Semarang,diswaysolo.id – Ribuan buruh dari berbagai daerah di Jawa Tengah melakukan unjuk rasa besar-besaran di depan kantor Gubernur Jateng.
Aksi tersebut memicu oleh penolakan terhadap rencana upah minimum provinsi (UMP) yang ada anggapan tidak memenuhi kebutuhan hidup layak.
Tekanan dari massa begitu kuat hingga pagar gerbang kantor gubernur sempat jebol.
Demonstrasi ini menunjukkan betapa dalam ketidakpuasan buruh terhadap kondisi upah dan kebijakan pengupahan di provinsi tersebut.
Buruh di Jateng Geruduk Gubernur
Buruh yang tergabung dalam berbagai federasi — termasuk Serikat Pekerja Nasional (SPN), Konfederasi Serikat Pekerja Indonesia (KSPI), dan Partai Buruh — menuntut kenaikan UMP sebesar 8,5 – 10,5 persen.
Angka ini muncul setelah memperhitungkan inflasi dan pertumbuhan ekonomi.
Saat aksi berlangsung di Jalan Pahlawan, depan Gubernuran, buruh membawa spanduk, poster, dan bendera serikat.
Tulisan seperti “Tolak Upah Murah, Buruh Jadi Sapi Perahan” dan “Tolak UMK Murah” menghiasi demonstrasi.
Ketegangan meningkat ketika massa berupaya masuk ke kantor gubernur. Dorongan demi dorongan akhirnya membuat gerbang roboh — titik puncak dari kemarahan buruh yang merasa upah minimum saat ini tidak mencukupi untuk biaya hidup.

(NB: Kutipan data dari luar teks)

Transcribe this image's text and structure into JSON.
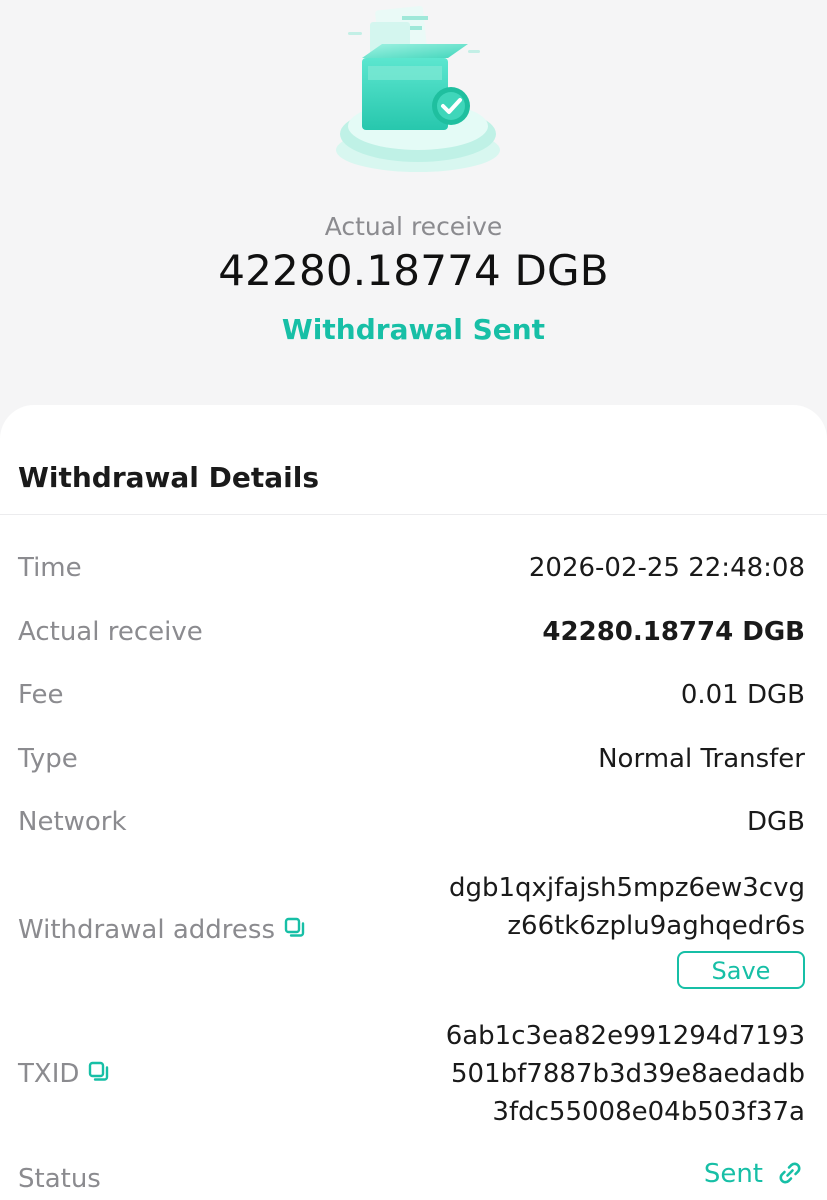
{
  "hero": {
    "illustration_icon": "box-with-checkmark-icon",
    "label": "Actual receive",
    "amount": "42280.18774 DGB",
    "status": "Withdrawal Sent"
  },
  "details": {
    "title": "Withdrawal Details",
    "rows": {
      "time": {
        "label": "Time",
        "value": "2026-02-25 22:48:08"
      },
      "actual_receive": {
        "label": "Actual receive",
        "value": "42280.18774 DGB"
      },
      "fee": {
        "label": "Fee",
        "value": "0.01 DGB"
      },
      "type": {
        "label": "Type",
        "value": "Normal Transfer"
      },
      "network": {
        "label": "Network",
        "value": "DGB"
      },
      "withdrawal_address": {
        "label": "Withdrawal address",
        "value_lines": [
          "dgb1qxjfajsh5mpz6ew3cvg",
          "z66tk6zplu9aghqedr6s"
        ],
        "save_label": "Save"
      },
      "txid": {
        "label": "TXID",
        "value_lines": [
          "6ab1c3ea82e991294d7193",
          "501bf7887b3d39e8aedadb",
          "3fdc55008e04b503f37a"
        ]
      },
      "status": {
        "label": "Status",
        "value": "Sent"
      }
    }
  },
  "colors": {
    "accent": "#17bfa6",
    "background": "#f5f5f6",
    "card": "#ffffff",
    "label": "#8b8b8f",
    "text": "#1a1a1a"
  }
}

Wakil buruh, termasuk Buya Fauzi menegaskan tuntutan agar upah ada kenaikan dengan mempertimbangkan inflasi dan pertumbuhan ekonomi.
Mereka juga meminta agar koefisien pengupahan ada perhitungan dengan proporsional. Jika tuntutan ini tak dipenuhi, mereka mengancam akan melakukan mogok nasional.
UMK Kurang Mencukupi
Kisah dari para buruh ikut menyoroti realitas pahit di balik angka. Seorang pekerja garmen dari Kabupaten Semarang mengatakan bahwa dengan UMK sekitar Rp 2,7 juta per bulan, mustahil bagi pekerja yang sudah punya keluarga untuk mencukupi kebutuhan hidup — terutama di tengah harga barang pokok, listrik, dan kebutuhan sehari-hari yang terus melonjak.
Aksi massa buruh di Jateng pada 8 Desember 2025 bukan sekadar protes biasa — itu adalah jeritan kolektif kaum pekerja yang merasa upah yang diperoleh jauh dari kata layak.
Pagar gerbang yang jebol menjadi simbol betapa mendesaknya tuntutan mereka. Ke depan, pintu dialog dan kebijakan harus dibuka lebar agar suara buruh tidak hanya didengar, tapi juga direspon secara adil dan manusiawi.